La responsabilité de l’enseignant d’art martial est énorme. Il dispose d’une très vaste autorité, de par son statut de « transmetteur » d’une tradition au croisement du martial et du spirituel. Il se doit d’être conscient de ce qui se joue entre les protagonistes de la pratique, des complexes divers que professeurs et élèves apportent sur le tatami.

Que fait-il véritablement quand il corrige les « erreurs » des pratiquants ? Les guide-t-il dans la voie ou se donne-t-il la satisfaction égotique de l’exercice d’un pouvoir. Agit-il par dévotion à la perfection technique ou pour démontrer sa « supériorité » Les aide-t-il à se développer ou les engonce-t-il dans le carcan de formes sans vie ?
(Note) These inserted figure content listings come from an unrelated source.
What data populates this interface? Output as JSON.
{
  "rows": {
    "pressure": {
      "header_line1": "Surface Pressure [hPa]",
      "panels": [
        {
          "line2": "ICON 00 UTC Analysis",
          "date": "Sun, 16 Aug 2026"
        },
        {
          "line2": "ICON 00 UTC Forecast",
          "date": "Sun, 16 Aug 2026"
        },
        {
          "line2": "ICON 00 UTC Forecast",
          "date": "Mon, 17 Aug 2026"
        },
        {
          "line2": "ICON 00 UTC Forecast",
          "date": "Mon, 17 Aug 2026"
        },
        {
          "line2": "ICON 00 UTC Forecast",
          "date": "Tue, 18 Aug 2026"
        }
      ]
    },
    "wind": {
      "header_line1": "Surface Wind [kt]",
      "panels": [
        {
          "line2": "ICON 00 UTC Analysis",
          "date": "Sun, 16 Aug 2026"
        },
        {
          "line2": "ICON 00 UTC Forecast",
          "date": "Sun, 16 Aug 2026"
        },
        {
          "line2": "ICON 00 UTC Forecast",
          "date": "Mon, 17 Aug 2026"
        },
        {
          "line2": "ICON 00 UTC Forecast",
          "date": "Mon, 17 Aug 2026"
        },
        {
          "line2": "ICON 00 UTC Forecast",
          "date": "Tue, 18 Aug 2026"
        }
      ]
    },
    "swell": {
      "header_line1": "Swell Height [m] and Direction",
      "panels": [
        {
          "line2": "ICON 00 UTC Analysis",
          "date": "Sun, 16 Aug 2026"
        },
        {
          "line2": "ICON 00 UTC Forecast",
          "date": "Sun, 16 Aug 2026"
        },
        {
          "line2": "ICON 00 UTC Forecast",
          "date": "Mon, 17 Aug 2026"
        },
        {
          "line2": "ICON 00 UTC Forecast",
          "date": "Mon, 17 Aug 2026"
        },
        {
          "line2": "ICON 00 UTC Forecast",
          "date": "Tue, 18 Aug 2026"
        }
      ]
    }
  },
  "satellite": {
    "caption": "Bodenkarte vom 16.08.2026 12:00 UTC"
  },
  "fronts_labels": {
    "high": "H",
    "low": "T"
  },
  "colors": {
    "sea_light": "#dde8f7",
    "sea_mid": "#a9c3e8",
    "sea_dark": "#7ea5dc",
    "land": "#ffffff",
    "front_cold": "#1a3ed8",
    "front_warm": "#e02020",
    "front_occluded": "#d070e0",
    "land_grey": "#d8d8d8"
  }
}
Toutes les certificats et les brevets, qu’ils soient délivrés par l’État ou une fédération, n’empêcheront pas frustré(e)s, complexé(e)s, névrosé(e)s de tout poil ayant un certain niveau technique de venir sévir sur le tatami, devant la kamisa. Sans la vigilance active des pratiquants, envers les enseignants comme envers eux-même, rien n’empêchera que sous couvert d’une pratique de l’aïkido (ou de tout autre art martial) d’aucuns continuerons à vivre leurs phantasmes et à les imposer aux autres pratiquants.

Un appel à nos lecteurs : Vous participez à un stage. Vous êtes enthousiasmés ou au contraire frustrés par ce que vous avez vécu. Vous avez beaucoup appris ou avez perdu votre temps et votre argent. Alors, qu’attendez vous pour faire partager votre plaisir ou votre colère ? Vous avez ramené quelques photos (essentiel !) ? Il ne vous reste plus qu’à vous mettre à vos claviers et nous envoyer votre reportage.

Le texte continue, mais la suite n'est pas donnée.